For those of you who are asking, this is dedicated to you:
Dear Derek Hail,
how do you have a successful Halloween party?
Sincerely,
Some Nobody without Friends
Dear Nobody,
That’s an easy question. First of all, to ensure triple success, be born in October. Why? Because you’ll have people in the spirit to want to attend–and actually feel excited about it, because it’s the only time of the year everyone can dress in drag and not get teased too hard about it. Step two, be Katy Perry–it doesn’t hurt to be known as one of the girls that makes out with other girls at parties or who dives face first into a whopping pile of cake. Also, when you’re famous, you get better gifts. Need more proof?
Inside, the more than 200 guests, including Josh Groban and Cisco Adler, were treated to a game of bobbing for body parts, a coffin photo booth and an execution chamber.

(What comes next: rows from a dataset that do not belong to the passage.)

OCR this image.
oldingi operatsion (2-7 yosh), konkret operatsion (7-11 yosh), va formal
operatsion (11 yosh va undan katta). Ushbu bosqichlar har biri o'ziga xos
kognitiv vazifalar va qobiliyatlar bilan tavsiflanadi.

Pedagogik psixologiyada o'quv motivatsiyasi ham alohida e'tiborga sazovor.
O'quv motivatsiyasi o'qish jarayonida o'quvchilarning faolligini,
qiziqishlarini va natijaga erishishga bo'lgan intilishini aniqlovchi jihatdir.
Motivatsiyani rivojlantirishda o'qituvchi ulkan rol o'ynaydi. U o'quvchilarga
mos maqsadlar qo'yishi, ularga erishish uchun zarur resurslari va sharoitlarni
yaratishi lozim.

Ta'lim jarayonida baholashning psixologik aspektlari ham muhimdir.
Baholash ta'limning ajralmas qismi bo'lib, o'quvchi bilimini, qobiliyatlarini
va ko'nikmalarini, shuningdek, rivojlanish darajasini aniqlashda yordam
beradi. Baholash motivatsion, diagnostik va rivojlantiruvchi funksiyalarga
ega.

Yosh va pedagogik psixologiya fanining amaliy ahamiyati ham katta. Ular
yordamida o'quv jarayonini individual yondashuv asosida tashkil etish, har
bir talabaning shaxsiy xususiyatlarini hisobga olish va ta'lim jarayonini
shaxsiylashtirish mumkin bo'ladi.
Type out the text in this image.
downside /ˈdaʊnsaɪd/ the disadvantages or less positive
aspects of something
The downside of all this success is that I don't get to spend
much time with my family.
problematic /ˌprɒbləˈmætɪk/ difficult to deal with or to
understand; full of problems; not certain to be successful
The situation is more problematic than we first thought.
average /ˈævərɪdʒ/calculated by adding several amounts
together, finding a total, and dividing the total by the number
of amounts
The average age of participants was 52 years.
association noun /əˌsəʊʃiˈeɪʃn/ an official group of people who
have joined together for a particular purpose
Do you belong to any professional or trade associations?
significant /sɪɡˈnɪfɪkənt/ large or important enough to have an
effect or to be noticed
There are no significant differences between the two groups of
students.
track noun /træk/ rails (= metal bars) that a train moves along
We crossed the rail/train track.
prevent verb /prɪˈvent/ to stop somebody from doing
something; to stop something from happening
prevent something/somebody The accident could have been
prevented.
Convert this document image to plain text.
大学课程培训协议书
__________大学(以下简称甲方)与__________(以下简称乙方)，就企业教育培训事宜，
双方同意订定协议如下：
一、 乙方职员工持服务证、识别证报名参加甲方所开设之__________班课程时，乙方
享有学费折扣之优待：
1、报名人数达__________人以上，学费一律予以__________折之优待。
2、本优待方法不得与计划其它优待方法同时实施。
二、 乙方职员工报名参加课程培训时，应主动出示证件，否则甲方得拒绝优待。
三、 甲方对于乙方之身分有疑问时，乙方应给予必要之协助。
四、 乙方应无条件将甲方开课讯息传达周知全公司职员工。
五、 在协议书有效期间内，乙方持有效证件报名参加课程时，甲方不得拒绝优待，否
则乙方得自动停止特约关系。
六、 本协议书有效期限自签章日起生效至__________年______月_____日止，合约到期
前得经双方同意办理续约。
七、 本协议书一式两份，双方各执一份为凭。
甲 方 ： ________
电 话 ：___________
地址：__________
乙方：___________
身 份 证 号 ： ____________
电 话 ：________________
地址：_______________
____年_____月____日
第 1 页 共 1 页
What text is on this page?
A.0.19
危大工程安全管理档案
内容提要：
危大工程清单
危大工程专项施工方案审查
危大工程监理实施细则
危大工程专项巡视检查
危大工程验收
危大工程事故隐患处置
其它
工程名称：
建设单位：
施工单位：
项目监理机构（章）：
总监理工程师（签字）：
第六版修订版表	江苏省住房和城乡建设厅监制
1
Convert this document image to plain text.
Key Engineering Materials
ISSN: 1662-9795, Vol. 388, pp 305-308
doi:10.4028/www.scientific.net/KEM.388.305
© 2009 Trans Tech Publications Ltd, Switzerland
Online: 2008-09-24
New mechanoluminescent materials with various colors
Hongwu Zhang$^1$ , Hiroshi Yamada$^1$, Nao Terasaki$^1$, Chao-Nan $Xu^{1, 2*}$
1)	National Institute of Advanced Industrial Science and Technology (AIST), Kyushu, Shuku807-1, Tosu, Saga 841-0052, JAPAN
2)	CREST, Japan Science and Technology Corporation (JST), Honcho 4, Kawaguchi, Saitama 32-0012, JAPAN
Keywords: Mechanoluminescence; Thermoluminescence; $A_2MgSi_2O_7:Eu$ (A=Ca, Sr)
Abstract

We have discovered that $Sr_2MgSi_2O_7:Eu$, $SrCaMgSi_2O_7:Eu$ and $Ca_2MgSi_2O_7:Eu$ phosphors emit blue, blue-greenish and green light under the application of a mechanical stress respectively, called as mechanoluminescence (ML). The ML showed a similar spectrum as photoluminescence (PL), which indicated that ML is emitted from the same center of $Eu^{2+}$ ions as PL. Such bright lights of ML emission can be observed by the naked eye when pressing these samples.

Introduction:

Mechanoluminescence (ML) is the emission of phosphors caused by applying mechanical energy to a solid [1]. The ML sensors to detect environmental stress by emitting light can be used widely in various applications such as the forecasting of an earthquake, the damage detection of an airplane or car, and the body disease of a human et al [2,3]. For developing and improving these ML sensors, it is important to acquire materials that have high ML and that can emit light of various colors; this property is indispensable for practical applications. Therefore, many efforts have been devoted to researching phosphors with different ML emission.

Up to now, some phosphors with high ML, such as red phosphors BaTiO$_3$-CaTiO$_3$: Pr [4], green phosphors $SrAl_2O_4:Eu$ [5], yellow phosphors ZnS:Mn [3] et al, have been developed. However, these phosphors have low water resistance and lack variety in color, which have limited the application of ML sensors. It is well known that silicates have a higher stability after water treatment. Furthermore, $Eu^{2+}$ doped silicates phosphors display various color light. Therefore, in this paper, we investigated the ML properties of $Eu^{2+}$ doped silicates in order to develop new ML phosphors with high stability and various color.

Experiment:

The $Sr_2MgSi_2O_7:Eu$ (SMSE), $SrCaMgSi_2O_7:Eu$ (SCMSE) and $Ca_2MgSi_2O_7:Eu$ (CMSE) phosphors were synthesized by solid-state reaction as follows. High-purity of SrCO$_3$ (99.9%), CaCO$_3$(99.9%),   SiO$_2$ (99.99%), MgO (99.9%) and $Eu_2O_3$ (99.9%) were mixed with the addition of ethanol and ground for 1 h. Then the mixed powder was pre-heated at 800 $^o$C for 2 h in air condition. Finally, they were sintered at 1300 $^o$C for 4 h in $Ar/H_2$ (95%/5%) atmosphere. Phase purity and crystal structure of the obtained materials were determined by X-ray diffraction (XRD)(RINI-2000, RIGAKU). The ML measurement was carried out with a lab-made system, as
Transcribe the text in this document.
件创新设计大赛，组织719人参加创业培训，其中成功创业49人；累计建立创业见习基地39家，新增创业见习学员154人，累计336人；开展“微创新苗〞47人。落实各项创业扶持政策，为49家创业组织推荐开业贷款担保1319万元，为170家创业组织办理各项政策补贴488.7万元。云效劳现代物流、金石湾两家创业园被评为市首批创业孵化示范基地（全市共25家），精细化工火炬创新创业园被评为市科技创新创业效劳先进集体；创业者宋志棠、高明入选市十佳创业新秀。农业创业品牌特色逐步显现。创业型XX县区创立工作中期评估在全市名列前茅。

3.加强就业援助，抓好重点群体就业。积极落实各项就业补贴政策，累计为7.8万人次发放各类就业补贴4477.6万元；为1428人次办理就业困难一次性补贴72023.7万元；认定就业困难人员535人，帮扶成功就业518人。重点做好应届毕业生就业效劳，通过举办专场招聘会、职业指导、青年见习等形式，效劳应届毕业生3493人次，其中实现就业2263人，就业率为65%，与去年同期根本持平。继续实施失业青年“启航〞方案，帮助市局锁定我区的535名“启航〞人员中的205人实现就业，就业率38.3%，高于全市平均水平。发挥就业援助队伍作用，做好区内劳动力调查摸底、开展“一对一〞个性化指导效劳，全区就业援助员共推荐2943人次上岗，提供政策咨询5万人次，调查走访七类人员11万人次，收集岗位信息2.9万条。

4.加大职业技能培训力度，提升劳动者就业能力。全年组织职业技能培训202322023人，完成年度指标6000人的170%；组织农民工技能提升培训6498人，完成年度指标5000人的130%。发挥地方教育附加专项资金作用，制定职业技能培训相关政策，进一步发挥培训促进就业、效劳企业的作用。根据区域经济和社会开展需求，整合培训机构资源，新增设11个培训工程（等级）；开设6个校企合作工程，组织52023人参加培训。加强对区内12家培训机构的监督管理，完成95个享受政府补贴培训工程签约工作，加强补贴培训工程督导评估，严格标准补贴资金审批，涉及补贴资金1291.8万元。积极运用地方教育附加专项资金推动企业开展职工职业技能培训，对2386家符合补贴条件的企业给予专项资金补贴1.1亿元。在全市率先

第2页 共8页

Perry’s cake was in the shape of—what else?—a dead body.
Among her gifts was a 10-karat Rosette Button pendent with rubies and diamonds from famed jeweler Pascal Mouawad.
There you have it. You’re either Katy dressed as Steve McQueen and are receiving pricey gifts at a birthday disguised as a hip Halloween party or you’re destined to fail and spiral down into the bottomless pit of mediocrity. I hope that helps, Nobody!